The Bucks started and finished with great effort and success, diverting from season-long form. The result was also something rather unfamiliar: a road win, 93-89 over the Bobcats.
Three Bucks:
- Charlie Bell. Smiles are good. Bell scored 27 points in the previous ten games. He scored 27 tonight.
- Andrew Bogut. He won the personal battle with Okafor and carried the Bucks to a win in the fourth quarter.
- Mo Williams. Three assists in 45 minutes is very out of character of Williams, but he played well defensively, and turned the ball over just once.
Three Numbers:
- Mo Williams' steals. The Bobcats had five.
- Number of rebounds by Bogut, Simmons, and Yi, individually. Also, the number of Bucks who played in the game.
- Bucks' turnovers, half as many as the Bobcats.
Three Good:
- The Bucks had a gameplan offensively down the stretch, and appropriately, came back and won. The Bucks ran off an 11-0 run late in the fourth quarter, a testament to great, active defense and calculated offensive possessions. This is all very new for the Bucks in the clutch. And they did it without Redd. Bravo. Here's what they did offensively with under three minutes remaining in the game before icing the game at the line:
- Bogut hits a right-handed, and-one hook over Okafor. 83-87.
- Bell gets an open layup in transition off a steal. 85-87
- Bogut faces up, and rolls in a lefty layup. 87-87
- Bell misses awkward 18-footer badly. 87-87
- Simmons feeds Bogut for righty hook in paint. 89-87
- Charlie Bell and Bobby Simmons teased us against the Heat, combining to shoot 9-16 from the field including 4-5 from outside along 12 rebounds. I say they teased us, because against the Wizards they combined for 11 points and 1-8 from outside in 50 minutes. But the talented yet beleaguered twosome appeared truly on the road to career recovery against the Bobcats. Simmons broke off the shackles of indecision and passiveness by shooting seven times from the field in the first quarter. Numbers easily quantify Simmons’ newfound intensity. This is a guy who only attempted more than seven shots in an entire game seven times this year. More importantly, he attempted and made four first quarter free throws. He hasn’t made more than four free throws in a game all year. Simmons and Bell combined for ten first half rebounds, including five on the offensive boards. Bell’s 13 second quarter points kept the Bucks afloat when the Bobcats were running, gunning, and coming back. He finished as the co-star of the game, with Bogut, scoring 27 points in just 28 minutes.

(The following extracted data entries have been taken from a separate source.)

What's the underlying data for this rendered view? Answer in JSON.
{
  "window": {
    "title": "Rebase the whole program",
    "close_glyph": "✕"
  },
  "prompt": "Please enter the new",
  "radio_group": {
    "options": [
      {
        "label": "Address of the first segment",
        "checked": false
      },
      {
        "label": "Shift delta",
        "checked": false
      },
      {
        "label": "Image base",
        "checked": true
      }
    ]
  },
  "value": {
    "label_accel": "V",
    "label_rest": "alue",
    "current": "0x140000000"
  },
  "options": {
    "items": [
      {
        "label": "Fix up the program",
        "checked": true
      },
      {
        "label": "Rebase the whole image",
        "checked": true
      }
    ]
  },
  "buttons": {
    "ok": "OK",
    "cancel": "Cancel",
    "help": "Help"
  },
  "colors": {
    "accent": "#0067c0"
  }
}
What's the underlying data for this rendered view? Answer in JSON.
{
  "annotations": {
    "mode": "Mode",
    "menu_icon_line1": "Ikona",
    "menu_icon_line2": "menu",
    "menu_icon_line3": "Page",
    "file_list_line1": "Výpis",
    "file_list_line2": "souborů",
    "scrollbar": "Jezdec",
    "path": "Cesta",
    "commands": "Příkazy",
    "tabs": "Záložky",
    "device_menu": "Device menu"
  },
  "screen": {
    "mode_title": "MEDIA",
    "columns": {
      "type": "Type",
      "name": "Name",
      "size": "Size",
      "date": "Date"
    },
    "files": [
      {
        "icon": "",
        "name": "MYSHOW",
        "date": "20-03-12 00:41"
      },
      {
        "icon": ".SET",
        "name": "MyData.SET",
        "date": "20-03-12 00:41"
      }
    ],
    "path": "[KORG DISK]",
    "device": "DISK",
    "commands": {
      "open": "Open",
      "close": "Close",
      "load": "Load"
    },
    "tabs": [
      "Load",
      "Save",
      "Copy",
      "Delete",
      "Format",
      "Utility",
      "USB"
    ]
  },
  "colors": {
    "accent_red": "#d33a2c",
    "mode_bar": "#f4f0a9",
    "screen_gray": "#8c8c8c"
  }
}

- As a marginally capable offensive team and bad defensive club, the Bucks don’t have a lot of comeback ability. As a result, they’ve been severely plagued by their many slow starts this season. When they were in top form, they managed to win five in a row from Dec. 14 to Dec. 24 despite winning just one first quarter in the streak. Inevitably, that trend didn’t continue. Whereas against the Wizards, the Bucks were clueless without Michael Redd in the first quarter, in Charlotte, they were focused and determined. The first few minutes were choppy, and neither team could shoot the entire quarter, but the Bucks played defense and did the little things to take control. That’s almost sickening cliche, but accurate in this case. The Bucks made up for their missing star not by trying to replicate his game, but by rebounding, taking care of the ball, and playing aggressively in the post. They were rewarded with a 22-15 lead after holding the Bobcats to four points in the first six minutes and turning the ball over just twice in the first twelve minutes. Among the gritty highlights were two Bobcats' 24-second violations forced as the result of shot blocks, a Bogut tip rebound to Ivey, and Yi's pretty pass to Bogut for a dunk.
Three Not-So-Good:
- The Bucks were outshot in every way. This isn't excusable just because Redd was out either. On the road you can't get outshot from the field, the line, and from outside, like the Bucks were, and expect to win. Against all odds, they pulled this one out.
- After shutting the Bobcats down in the first quarter, the Bobcats burned the Bucks for 32 points in the second quarter, turning a consistent deficit into a halftime lead courtesy of Wallace's three with a second remaining.
- The power forwards have had better days. Yi was aggressive early, with memories of his dreamlike game against the Bobcats two weeks ago surely in mind. He had a huge stuff of Okafor in the first half but combined with Villanueva to score just 11 points on 4-19 shooting from the field.